Toothbrushes were commercially available. Made from natural stiff bristles with ivory, bone or wooden handles, they were not necessarily widely used. The poor would not be in possession of a toothbrush, but could clean their teeth using a variety of methods like using a cloth and salt, or chewing on a stick. The rich also used twigs made from the roots of plants like marshmallow or licorice, keeping a supply in a purpose-made root box.
Tooth powder was an abrasive product made from things like ground coral, eggshell, chalk or gypsum, mixed with an astringent like salt, shaved soap or myrrh. To deal with bad breath, breath-freshening tablets were popular and kept in a small cachou box. These little breath sweets were made with fragrant ingredients like musk, cardamom, ambergris, licorice, essence of violet, essence of rose, or oil of cinnamon.
Thomas Lawrence, Self-portrait, 1788
Sir Thomas Lawrence PRA FRS (13 April 1769 – 7 January 1830) was a leading English portrait painter and president of the Royal Academy.Lawrence was a child prodigy.
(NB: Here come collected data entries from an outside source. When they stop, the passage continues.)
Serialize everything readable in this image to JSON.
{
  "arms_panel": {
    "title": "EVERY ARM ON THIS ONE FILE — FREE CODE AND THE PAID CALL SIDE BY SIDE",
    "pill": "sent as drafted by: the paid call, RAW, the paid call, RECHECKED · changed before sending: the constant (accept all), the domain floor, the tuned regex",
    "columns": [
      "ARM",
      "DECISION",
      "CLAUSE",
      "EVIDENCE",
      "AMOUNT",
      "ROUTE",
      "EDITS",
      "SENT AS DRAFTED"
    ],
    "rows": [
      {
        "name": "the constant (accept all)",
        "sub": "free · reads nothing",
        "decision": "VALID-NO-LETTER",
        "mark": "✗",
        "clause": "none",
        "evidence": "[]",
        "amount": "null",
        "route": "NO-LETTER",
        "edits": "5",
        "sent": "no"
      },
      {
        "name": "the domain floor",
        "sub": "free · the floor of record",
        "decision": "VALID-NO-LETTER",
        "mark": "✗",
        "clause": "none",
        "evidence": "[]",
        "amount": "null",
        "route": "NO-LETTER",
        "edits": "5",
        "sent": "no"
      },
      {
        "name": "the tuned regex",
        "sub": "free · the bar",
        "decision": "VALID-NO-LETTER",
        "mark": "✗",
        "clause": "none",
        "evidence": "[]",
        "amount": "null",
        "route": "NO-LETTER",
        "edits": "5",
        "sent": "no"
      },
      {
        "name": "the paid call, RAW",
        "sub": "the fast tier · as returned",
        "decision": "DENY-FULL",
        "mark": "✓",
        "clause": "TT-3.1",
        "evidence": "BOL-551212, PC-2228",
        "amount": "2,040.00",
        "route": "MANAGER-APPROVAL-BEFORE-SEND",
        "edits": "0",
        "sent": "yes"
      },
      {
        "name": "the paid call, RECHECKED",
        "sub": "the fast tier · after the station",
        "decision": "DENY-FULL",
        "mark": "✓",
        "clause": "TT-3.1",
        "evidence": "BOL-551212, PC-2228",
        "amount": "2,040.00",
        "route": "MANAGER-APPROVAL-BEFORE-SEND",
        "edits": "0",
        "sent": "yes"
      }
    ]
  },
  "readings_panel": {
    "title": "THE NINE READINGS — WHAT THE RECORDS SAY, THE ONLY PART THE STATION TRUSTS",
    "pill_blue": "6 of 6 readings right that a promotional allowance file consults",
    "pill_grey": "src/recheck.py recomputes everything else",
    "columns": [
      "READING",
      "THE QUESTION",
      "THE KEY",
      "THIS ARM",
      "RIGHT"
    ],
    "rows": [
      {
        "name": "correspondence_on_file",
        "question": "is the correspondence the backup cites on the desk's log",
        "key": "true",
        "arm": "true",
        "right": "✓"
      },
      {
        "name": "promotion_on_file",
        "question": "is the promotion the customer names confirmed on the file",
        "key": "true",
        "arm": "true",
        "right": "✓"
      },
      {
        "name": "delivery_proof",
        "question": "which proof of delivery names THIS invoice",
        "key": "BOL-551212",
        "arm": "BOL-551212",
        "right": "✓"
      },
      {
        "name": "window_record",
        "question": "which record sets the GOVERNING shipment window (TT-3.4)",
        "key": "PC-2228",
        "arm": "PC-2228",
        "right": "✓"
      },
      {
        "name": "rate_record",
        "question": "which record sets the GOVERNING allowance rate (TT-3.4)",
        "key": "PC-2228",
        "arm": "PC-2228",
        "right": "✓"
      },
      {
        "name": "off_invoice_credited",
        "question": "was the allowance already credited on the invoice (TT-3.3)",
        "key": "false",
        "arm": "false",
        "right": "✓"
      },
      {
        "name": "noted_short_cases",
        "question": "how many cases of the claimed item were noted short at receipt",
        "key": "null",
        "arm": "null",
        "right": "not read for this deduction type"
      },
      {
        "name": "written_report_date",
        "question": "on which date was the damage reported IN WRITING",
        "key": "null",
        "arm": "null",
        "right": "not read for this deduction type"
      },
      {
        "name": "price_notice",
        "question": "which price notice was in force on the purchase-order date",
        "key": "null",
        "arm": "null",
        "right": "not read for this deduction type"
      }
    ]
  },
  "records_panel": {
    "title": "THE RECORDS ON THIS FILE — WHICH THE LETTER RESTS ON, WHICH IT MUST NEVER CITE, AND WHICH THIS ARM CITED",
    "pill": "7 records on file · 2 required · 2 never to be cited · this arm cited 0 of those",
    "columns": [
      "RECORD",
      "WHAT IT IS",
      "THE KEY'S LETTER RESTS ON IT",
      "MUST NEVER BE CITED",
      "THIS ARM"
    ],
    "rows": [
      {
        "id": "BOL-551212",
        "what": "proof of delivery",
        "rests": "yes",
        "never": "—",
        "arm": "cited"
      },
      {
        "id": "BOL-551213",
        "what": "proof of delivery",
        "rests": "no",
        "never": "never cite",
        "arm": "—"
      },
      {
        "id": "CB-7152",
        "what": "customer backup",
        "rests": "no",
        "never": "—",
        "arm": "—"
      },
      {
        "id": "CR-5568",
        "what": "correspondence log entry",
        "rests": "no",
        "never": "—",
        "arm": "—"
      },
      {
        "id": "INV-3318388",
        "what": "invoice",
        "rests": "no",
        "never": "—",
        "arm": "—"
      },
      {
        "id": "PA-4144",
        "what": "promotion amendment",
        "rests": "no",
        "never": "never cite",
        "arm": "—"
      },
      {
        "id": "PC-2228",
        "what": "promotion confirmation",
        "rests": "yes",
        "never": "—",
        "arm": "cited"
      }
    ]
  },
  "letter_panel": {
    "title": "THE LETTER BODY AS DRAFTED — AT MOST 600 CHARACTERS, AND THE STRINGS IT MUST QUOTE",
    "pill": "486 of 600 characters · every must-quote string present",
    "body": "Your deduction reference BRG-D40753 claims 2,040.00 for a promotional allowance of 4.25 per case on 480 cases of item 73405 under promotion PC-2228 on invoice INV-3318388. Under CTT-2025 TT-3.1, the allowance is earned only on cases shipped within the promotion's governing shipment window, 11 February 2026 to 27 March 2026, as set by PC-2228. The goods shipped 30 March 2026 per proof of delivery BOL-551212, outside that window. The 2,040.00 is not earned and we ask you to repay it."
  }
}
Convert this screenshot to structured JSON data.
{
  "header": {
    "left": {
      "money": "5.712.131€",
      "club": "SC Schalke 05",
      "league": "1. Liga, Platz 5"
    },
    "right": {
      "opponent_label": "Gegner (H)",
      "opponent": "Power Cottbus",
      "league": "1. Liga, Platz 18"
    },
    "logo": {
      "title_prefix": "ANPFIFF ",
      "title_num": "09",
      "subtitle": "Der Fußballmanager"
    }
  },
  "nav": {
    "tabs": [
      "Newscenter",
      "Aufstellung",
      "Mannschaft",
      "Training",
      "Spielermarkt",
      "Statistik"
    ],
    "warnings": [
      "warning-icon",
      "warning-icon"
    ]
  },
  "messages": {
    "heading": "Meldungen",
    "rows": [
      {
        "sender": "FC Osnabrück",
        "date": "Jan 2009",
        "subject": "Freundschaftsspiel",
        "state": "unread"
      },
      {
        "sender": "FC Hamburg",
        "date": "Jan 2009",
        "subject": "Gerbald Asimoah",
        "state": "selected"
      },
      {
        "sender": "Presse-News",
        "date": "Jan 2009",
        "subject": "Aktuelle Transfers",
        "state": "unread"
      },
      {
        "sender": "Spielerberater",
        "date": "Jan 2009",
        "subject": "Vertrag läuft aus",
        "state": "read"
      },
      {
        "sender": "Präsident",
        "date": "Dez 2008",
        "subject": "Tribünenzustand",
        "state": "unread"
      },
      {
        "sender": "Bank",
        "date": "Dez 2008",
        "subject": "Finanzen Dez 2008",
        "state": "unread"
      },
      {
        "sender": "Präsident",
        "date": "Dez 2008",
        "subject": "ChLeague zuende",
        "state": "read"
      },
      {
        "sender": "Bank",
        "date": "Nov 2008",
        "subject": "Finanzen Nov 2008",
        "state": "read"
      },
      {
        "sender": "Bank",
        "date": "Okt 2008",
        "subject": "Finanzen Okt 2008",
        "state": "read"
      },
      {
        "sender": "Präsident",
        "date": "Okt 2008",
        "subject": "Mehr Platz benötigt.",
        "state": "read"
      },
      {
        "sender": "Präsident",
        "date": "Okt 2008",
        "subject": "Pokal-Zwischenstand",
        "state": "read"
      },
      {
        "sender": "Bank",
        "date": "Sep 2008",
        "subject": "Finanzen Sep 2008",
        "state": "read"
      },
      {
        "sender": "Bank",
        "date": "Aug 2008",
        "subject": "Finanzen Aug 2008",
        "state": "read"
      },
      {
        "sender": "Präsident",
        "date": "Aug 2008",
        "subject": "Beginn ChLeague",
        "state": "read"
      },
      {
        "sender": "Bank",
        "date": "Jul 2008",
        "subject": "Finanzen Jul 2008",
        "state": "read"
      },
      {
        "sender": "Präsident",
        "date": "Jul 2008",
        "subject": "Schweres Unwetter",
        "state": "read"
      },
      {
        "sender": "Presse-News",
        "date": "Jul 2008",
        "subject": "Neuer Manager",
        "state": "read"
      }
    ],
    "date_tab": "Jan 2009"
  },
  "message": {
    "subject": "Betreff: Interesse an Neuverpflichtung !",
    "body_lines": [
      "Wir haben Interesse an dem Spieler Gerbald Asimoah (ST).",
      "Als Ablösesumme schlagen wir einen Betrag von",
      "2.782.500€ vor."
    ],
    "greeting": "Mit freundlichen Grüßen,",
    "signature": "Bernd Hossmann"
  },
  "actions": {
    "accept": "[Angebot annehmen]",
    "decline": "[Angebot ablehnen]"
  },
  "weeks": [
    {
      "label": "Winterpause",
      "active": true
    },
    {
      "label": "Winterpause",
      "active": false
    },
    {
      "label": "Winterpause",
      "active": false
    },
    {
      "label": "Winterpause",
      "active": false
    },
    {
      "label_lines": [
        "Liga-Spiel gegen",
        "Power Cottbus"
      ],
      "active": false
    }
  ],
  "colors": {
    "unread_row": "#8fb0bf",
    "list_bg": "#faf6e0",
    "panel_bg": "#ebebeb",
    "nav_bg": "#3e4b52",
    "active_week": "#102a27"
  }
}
He was born in Bristol and began drawing in Devizes, where his father was an innkeeper. At the age of ten, having moved to Bath, he was supporting his family with his pastel portraits. At eighteen he went to London and soon established his reputation as a portrait painter in oils, receiving his first royal commission, a portrait of Queen Charlotte, in 1790.
He stayed at the top of his profession until his death, aged 60, in 1830. Self-taught, he was a brilliant draughtsman and known for his gift of capturing a likeness, as well as his virtuoso handling of paint. He became an associate of the Royal Academy in 1791, a full member in 1794, and president in 1820. In 1810 he acquired the generous patronage of the Prince Regent, was sent abroad to paint portraits of allied leaders for the Waterloo chamber at Windsor Castle, and is particularly remembered as the Romantic portraitist of the Regency. Lawrence’s love affairs were not happy (his tortuous relationships with Sally and Maria Siddons became the subject of several books) and, in spite of his success, he spent most of life deep in debt.
Sally Siddons (1775-1803)
He never married. At his death, Lawrence was the most fashionable portrait painter in Europe. His reputation waned during Victorian times, but has been partially restored in more recent ones.